L’ultimo problema esposto riguarda «dall’interpretazione
all’esegesi». I problemi filosofici di fronte ai quali si è trovato il Concilio
Vaticano II e che si profilano attraverso i suoi stessi testi «fanno emergere
una questione filosofica non solo ad extra ma anche ab
intra». Si tratta di questioni interne alla stessa «lettura» dei testi, e
non semplicemente di interpretazioni ad essi estranee. Proprio per questo i
problemi emergono, al di là di qualsiasi interpretazione ed attraverso
qualsiasi interpretazione. Ecco allora l’estrema necessità di analizzare con
attenzione i testi per farne emergere le risposte, ma anche le domande e
«cercarne senza infingimenti le soluzioni. Le quali potranno essere appropriate
solo se vere, e non viceversa».
Emblematico risulta il caso della Nota esplicativa previa
alla Costituzione Lumen Gentium e la nota 1 al Proemio della
Costituzione Gaudium et Spes. Siamo di fronte ad un parossismo: un
documento che dovrebbe chiarire una dottrina è ritenuto, a sua volta, bisognoso
di un chiarimento, attraverso una nota esplicativa del documento stesso: «segno
evidente della necessità di precisare criteri per intendere un testo che per la
sua stessa natura dovrebbe fornire dei criteri».
L’agire non giustifica l’agire, pertanto la pastorale o la
normativa non giustificano se stesse. Senza il fondamento nella verità,
naturale e soprannaturale, «si avrebbe (anche con le migliori intenzioni) solo
una prassi totalmente dipendente da risultato, quindi una prassi nichilista.
Non la circolarità ermeneutica (per se stessa mai definitiva, e quindi sempre
precaria) né la condivisione sociologica (per se stessa puramente accidentale,
e sempre mutevole), ma solo il suo valore di verità regge l’interpretazione
retta. Ma a tale condizione, l’interpretazione neppure è più propriamente
interpretazione, ma esegesi, ovvero, in sostanza, lettura della realtà. Nessuna
interpretazione può convalidare se stessa, a partire da se stessa.
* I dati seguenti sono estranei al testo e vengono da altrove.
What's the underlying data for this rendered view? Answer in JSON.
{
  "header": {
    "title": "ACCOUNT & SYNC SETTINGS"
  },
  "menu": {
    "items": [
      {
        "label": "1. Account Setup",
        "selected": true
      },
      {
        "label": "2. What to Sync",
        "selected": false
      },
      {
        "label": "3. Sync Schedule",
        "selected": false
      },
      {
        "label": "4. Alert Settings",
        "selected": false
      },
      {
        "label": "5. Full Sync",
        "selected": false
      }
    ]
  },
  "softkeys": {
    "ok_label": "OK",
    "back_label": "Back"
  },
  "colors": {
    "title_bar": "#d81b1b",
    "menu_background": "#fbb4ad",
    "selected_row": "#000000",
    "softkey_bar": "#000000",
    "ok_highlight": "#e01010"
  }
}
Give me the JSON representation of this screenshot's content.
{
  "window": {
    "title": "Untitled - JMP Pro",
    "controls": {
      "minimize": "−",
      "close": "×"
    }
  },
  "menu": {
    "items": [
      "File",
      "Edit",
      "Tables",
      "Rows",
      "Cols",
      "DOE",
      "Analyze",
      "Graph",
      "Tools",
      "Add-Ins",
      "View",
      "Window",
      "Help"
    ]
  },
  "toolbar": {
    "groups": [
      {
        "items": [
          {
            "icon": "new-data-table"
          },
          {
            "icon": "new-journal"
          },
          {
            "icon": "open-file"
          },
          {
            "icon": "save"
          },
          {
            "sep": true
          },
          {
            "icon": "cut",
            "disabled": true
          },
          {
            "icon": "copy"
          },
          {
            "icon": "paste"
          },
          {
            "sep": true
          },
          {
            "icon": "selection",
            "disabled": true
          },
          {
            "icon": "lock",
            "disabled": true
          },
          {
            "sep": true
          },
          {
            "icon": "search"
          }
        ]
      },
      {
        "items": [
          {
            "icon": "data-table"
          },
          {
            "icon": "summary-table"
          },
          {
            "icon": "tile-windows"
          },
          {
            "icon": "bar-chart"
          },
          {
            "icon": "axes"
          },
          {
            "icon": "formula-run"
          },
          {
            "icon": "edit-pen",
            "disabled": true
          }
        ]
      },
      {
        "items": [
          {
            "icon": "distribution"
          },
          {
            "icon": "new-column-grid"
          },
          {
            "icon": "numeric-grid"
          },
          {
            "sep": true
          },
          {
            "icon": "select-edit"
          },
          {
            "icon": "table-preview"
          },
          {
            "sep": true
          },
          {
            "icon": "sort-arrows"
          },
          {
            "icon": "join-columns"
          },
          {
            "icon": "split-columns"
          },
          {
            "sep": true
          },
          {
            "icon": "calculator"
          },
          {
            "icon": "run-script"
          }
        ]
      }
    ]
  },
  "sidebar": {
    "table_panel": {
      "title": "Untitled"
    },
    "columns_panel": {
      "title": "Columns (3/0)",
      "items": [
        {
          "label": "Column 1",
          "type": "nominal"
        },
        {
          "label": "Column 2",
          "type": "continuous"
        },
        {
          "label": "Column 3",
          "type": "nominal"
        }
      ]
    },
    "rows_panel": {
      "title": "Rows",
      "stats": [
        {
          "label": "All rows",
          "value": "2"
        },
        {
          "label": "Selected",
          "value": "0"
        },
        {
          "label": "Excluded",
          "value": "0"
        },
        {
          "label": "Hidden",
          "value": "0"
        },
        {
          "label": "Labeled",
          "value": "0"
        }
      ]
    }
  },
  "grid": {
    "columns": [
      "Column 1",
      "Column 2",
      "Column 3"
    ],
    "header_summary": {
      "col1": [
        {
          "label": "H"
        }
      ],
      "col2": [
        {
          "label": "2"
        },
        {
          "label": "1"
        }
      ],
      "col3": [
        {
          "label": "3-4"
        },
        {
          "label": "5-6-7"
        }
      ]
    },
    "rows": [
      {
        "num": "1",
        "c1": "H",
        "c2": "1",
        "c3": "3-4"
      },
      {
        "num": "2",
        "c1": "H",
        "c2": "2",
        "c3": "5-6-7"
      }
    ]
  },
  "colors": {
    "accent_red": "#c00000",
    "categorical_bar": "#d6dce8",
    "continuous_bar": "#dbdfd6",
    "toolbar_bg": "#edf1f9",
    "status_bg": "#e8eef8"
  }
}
Anzi, a
rigore, finché resta nell’orizzonte dell’interpretazione, non riesce a
trascenderlo e si pone sul piano di qualunque altra. Restando nel labirinto
delle interpretazioni, ci si impedirà ogni possibilità di uscita. Inoltre il
fondamento dell’autorità è la verità, pertanto l’ordine del bene, e non
viceversa. «Se il problema dei testi è ricondotto alla questione
dell’interpretazione, esso è spostato senza essere risolto. L’interpretazione,
infatti, rinvia al criterio in base al quale essa è valida (e quindi
preferibile rispetto ad ogni altra). Sotto il profilo epistemologico, ogni
interpretazione, in quanto tale, è sullo stesso piano di qualsiasi altra
interpretazione. In sostanza ogni interpretazione è una sovrapposizione. Essa
cioè si sovrappone al testo e lo riferisce all’interprete. L’interpretazione
subordina l’interpretato all’interpretante. Il testo perde in certa misura la
sua obiettività per convertirsi in strumento dell’interpretazione medesima,
attraverso la quale il testo diviene, in certo modo, altro da sé. Talché il
criterio si sposta dall’oggetto al soggetto, dall’interpretato all’interpretante.
Fino a dovere riconoscere che, nel circuito dell’interpretazione, non possono
non esserci tante interpretazioni quanti sono gli interpreti».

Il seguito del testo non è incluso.